Omologo veneziano. Snapshot dall’ultima Biennale di Architettura, sempre più simile a quella d’Arte (e viceversa). Un male? Un bene? Piuttosto, un dato di fatto che sollecita una riflessione.
Se solo non incalzasse il dilemma: “Ma dove e quando l’ho già visto?”…

Da quando gli architetti si son messi a fare gli artisti, e da quando gli artisti si son messi a fare di tutto, non ci si capisce più niente. Così, un anno sì e l’altro pure, il ritornello a Venezia è diventato: “Questo lo potrebbero lasciare pure l’anno prossimo”, indifferentemente riferito al progetto presentato per la Biennale d’Arte o per quella di Architettura. Visti i tempi di austerity, il consiglio non sarebbe disprezzabile, se non fosse emblematico di una situazione ibrida che non si sa se provochi più disagio, interesse o rassegnazione tra addetti ai lavori e visitatori. I quali non fanno in tempo a dimenticare che si trovano a dover ricordare dove e quando si è vista la tal cosa. In ciò agevolati dalla diffusione delle immagini su siti specializzati e social network, dove la caccia allo smascheramento del déjà vu si fa implacabile.
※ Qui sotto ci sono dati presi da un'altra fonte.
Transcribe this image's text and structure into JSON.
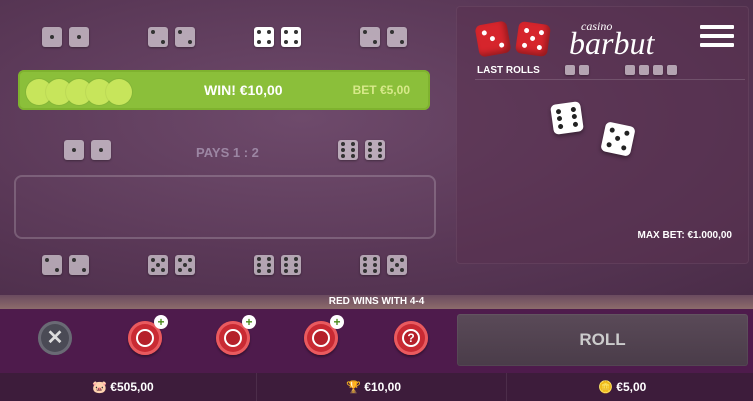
{
  "table": {
    "win_row": {
      "win_label": "WIN! €10,00",
      "bet_label": "BET €5,00",
      "coins": 5
    },
    "pays_label": "PAYS 1 : 2"
  },
  "panel": {
    "logo_small": "casino",
    "logo_big": "barbut",
    "last_rolls_label": "LAST ROLLS",
    "max_bet_label": "MAX BET: €1.000,00"
  },
  "status": {
    "message": "RED WINS WITH 4-4"
  },
  "controls": {
    "roll_label": "ROLL",
    "clear_icon": "x-icon",
    "chip_icons": [
      "chip-plus-icon",
      "chip-plus-icon",
      "chip-plus-icon",
      "help-chip-icon"
    ]
  },
  "footer": {
    "balance": "€505,00",
    "win": "€10,00",
    "bet": "€5,00"
  },
  "colors": {
    "win_row": "#8bbf3a",
    "felt": "#5a3857",
    "control_bar": "#4e1b4c",
    "chip": "#c92a33"
  }
}
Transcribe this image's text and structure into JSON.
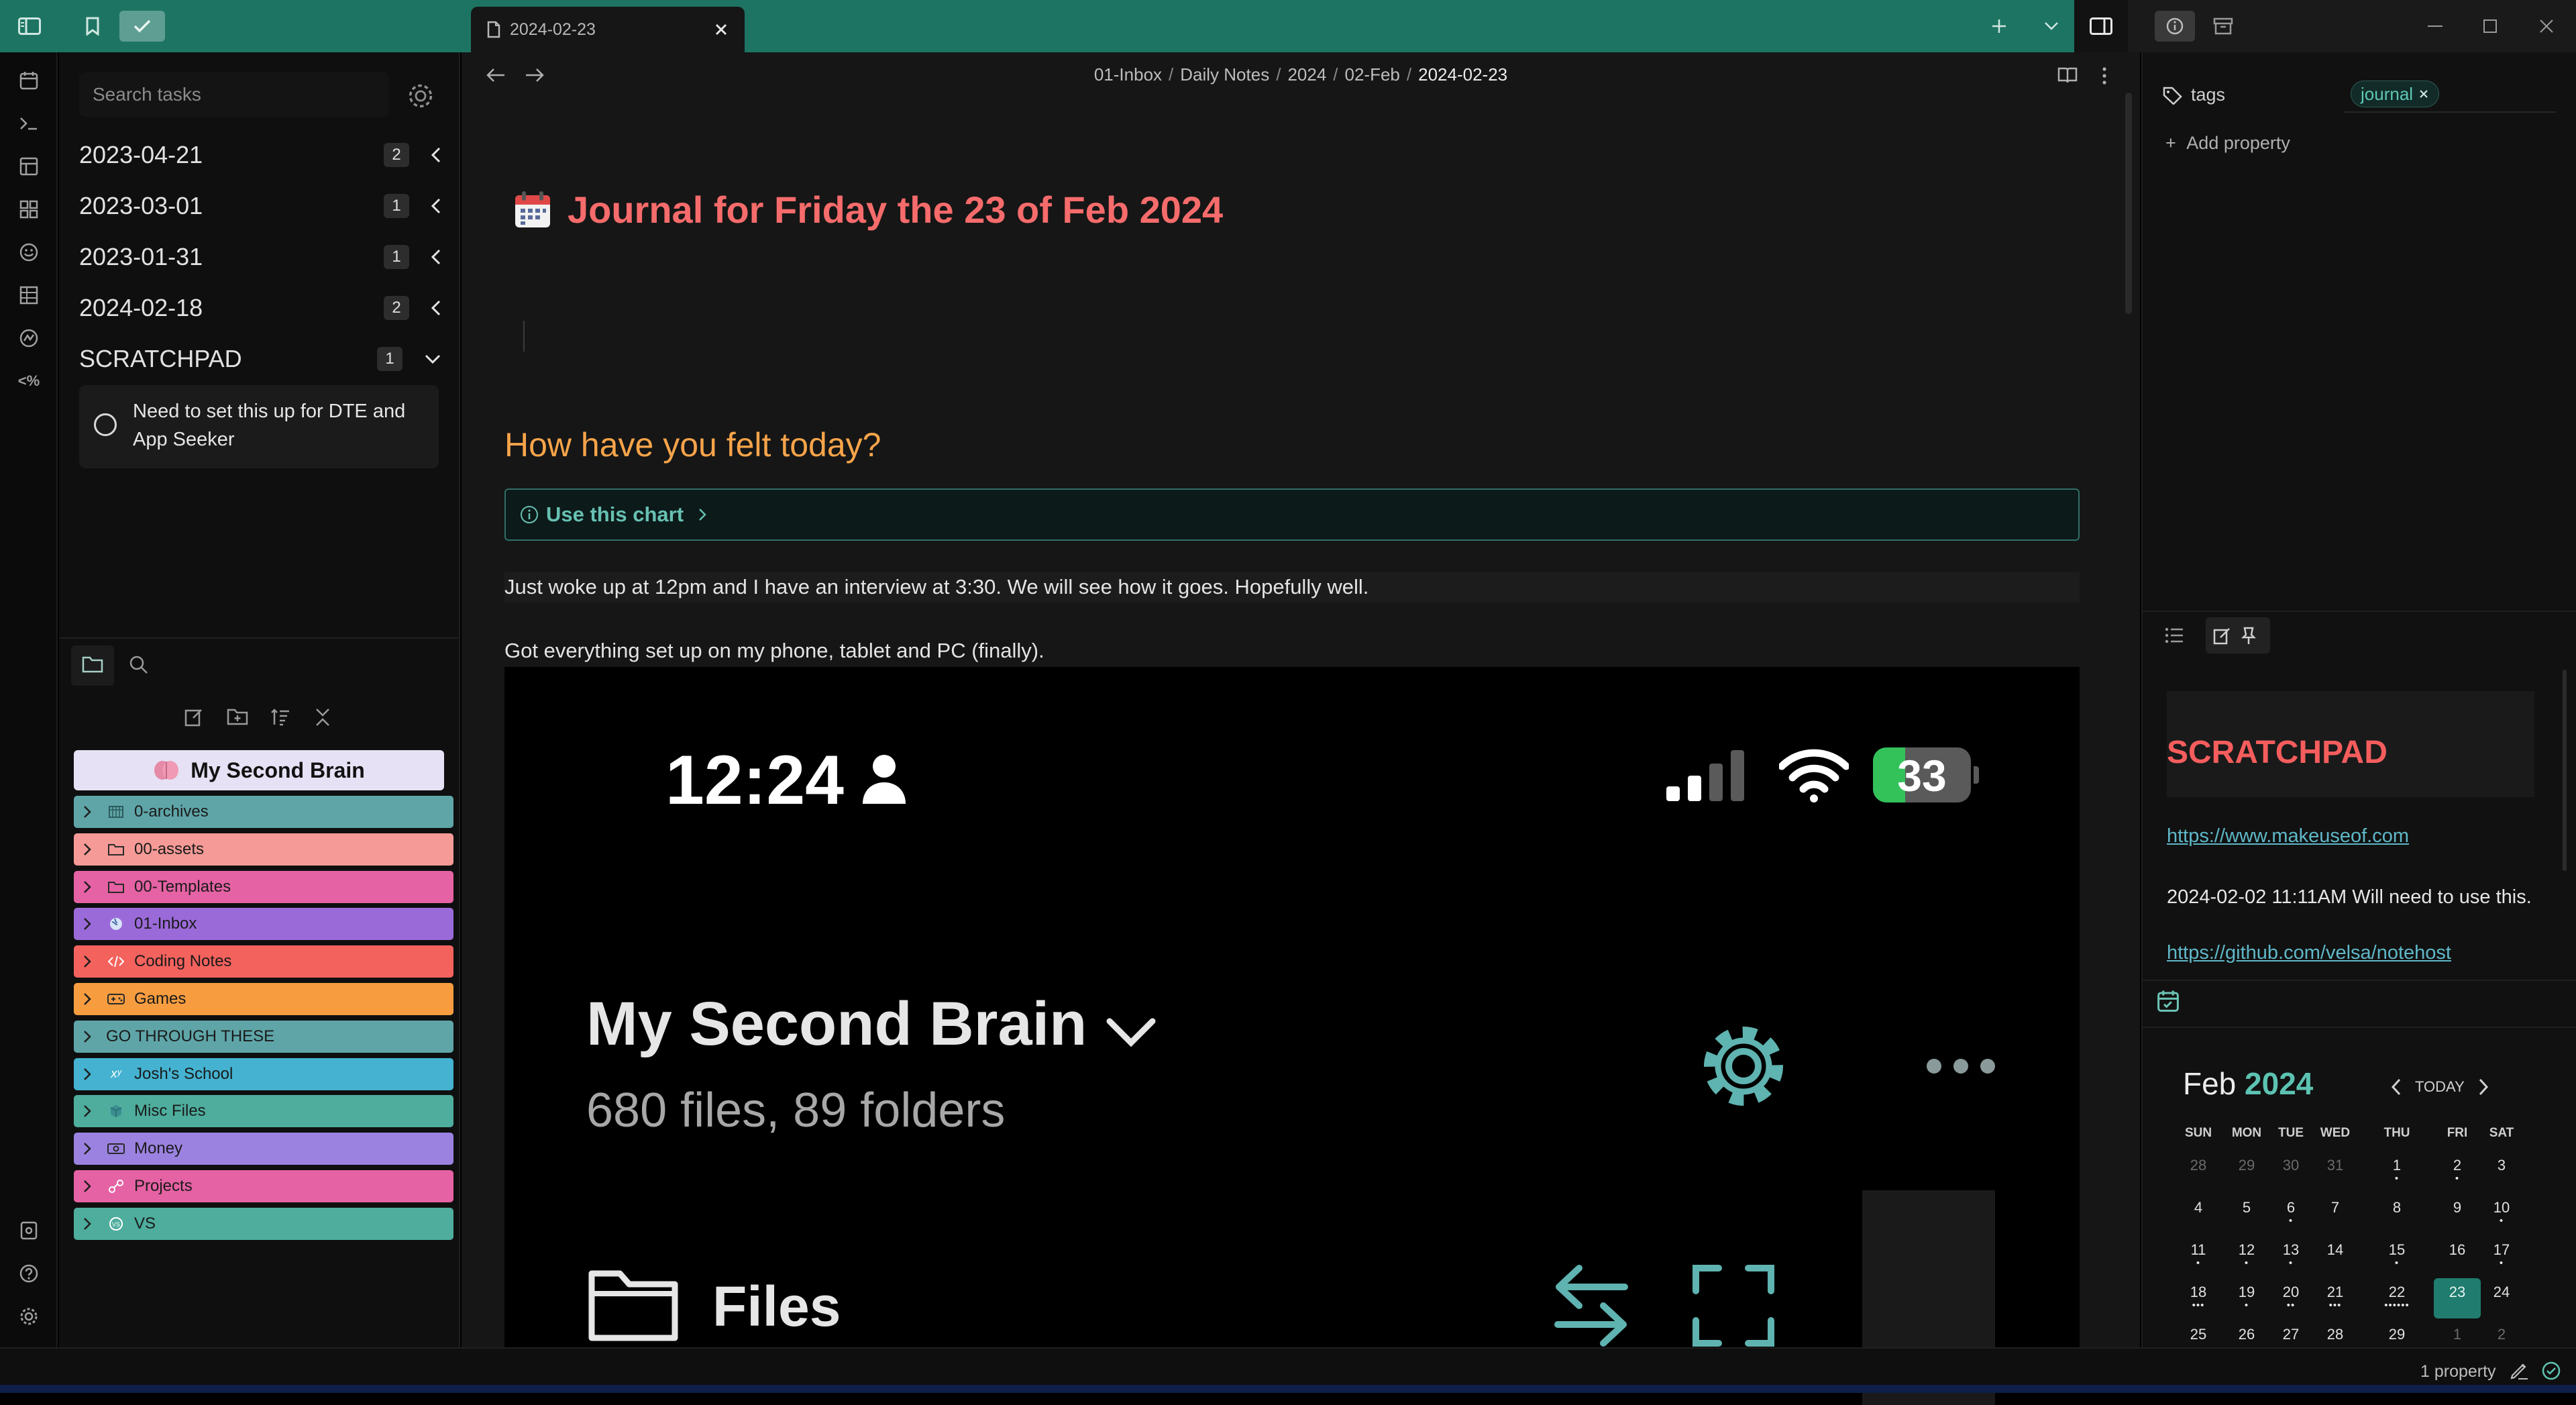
{
  "tab": {
    "title": "2024-02-23"
  },
  "tasks": {
    "search_placeholder": "Search tasks",
    "groups": [
      {
        "label": "2023-04-21",
        "count": "2"
      },
      {
        "label": "2023-03-01",
        "count": "1"
      },
      {
        "label": "2023-01-31",
        "count": "1"
      },
      {
        "label": "2024-02-18",
        "count": "2"
      },
      {
        "label": "SCRATCHPAD",
        "count": "1"
      }
    ],
    "open_task": "Need to set this up for DTE and App Seeker"
  },
  "file_tree": {
    "root": "My Second Brain",
    "folders": [
      {
        "label": "0-archives",
        "color": "#5fa5a8",
        "icon": "archive-icon"
      },
      {
        "label": "00-assets",
        "color": "#f59a96",
        "icon": "folder-icon"
      },
      {
        "label": "00-Templates",
        "color": "#e562a4",
        "icon": "folder-icon"
      },
      {
        "label": "01-Inbox",
        "color": "#9b6ad9",
        "icon": "globe-icon"
      },
      {
        "label": "Coding Notes",
        "color": "#f4625d",
        "icon": "code-icon"
      },
      {
        "label": "Games",
        "color": "#f79d40",
        "icon": "gamepad-icon"
      },
      {
        "label": "GO THROUGH THESE",
        "color": "#5fa5a8",
        "icon": ""
      },
      {
        "label": "Josh's School",
        "color": "#44b2d0",
        "icon": "math-icon"
      },
      {
        "label": "Misc Files",
        "color": "#4ead9d",
        "icon": "cube-icon"
      },
      {
        "label": "Money",
        "color": "#9b82e0",
        "icon": "money-icon"
      },
      {
        "label": "Projects",
        "color": "#e562a4",
        "icon": "link-icon"
      },
      {
        "label": "VS",
        "color": "#4ead9d",
        "icon": "vs-icon"
      }
    ]
  },
  "breadcrumb": {
    "parts": [
      "01-Inbox",
      "Daily Notes",
      "2024",
      "02-Feb"
    ],
    "current": "2024-02-23",
    "separator": "/"
  },
  "note": {
    "title": "Journal for Friday the 23 of Feb 2024",
    "heading": "How have you felt today?",
    "callout": "Use this chart",
    "line1": "Just woke up at 12pm and I have an interview at 3:30. We will see how it goes. Hopefully well.",
    "line2": "Got everything set up on my phone, tablet and PC (finally)."
  },
  "embedded_image": {
    "time": "12:24",
    "battery": "33",
    "battery_level": 0.33,
    "vault_name": "My Second Brain",
    "vault_stats": "680 files, 89 folders",
    "files_label": "Files"
  },
  "properties": {
    "tags_label": "tags",
    "tag_value": "journal",
    "add_property": "Add property"
  },
  "scratchpad": {
    "title": "SCRATCHPAD",
    "link1": "https://www.makeuseof.com",
    "date_line": "2024-02-02 11:11AM  Will need to use this.",
    "link2": "https://github.com/velsa/notehost"
  },
  "calendar": {
    "month": "Feb",
    "year": "2024",
    "today_label": "TODAY",
    "weekdays": [
      "SUN",
      "MON",
      "TUE",
      "WED",
      "THU",
      "FRI",
      "SAT"
    ],
    "weeks": [
      [
        {
          "d": "28",
          "other": true
        },
        {
          "d": "29",
          "other": true
        },
        {
          "d": "30",
          "other": true
        },
        {
          "d": "31",
          "other": true
        },
        {
          "d": "1",
          "dots": "•"
        },
        {
          "d": "2",
          "dots": "•"
        },
        {
          "d": "3"
        }
      ],
      [
        {
          "d": "4"
        },
        {
          "d": "5"
        },
        {
          "d": "6",
          "dots": "•"
        },
        {
          "d": "7"
        },
        {
          "d": "8"
        },
        {
          "d": "9"
        },
        {
          "d": "10",
          "dots": "•"
        }
      ],
      [
        {
          "d": "11",
          "dots": "•"
        },
        {
          "d": "12",
          "dots": "•"
        },
        {
          "d": "13",
          "dots": "•"
        },
        {
          "d": "14"
        },
        {
          "d": "15",
          "dots": "•"
        },
        {
          "d": "16"
        },
        {
          "d": "17",
          "dots": "•"
        }
      ],
      [
        {
          "d": "18",
          "dots": "•••"
        },
        {
          "d": "19",
          "dots": "•"
        },
        {
          "d": "20",
          "dots": "••"
        },
        {
          "d": "21",
          "dots": "•••"
        },
        {
          "d": "22",
          "dots": "••••••"
        },
        {
          "d": "23",
          "today": true
        },
        {
          "d": "24"
        }
      ],
      [
        {
          "d": "25"
        },
        {
          "d": "26"
        },
        {
          "d": "27"
        },
        {
          "d": "28"
        },
        {
          "d": "29"
        },
        {
          "d": "1",
          "other": true
        },
        {
          "d": "2",
          "other": true
        }
      ]
    ]
  },
  "status": {
    "properties": "1 property"
  }
}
Neanche stavolta è stato troppo diverso. E ci si è messa pure la direttrice Kazuyo Sejima, la quale: apre l’Arsenale con la “scultura” di Smiljan Radic + Marcela Corea; sbandiera uno spottone in 3d (su se stessa) griffato Wim Wenders; convoca uno che architetto non è come Olafur Eliasson; fa “performare” l’indefesso Hans Ulrich Obrist; dissemina foto qua e là (Niedermayr, Lambri); seleziona anti-strutture come l’impalpabile ordito dei giapponesi junya.ishigami+associates (che s’è preso il Leone d’Oro e le maledizioni dei fotografi) e la “stanza” polifonica di Janet Cardiff (che della Biennale – d’Arte – era stata ospite nel 2001). (altro…)

INTER(TRA)MEZZINO

30 agosto 2010

Voi andate di panini, eh?

Così ci apostrofa il ragazzo, ironico e complice. Classico tipo da vernissage: slanciato, educato, cool, taglia 40, certamente poliglotta e cosmopolita.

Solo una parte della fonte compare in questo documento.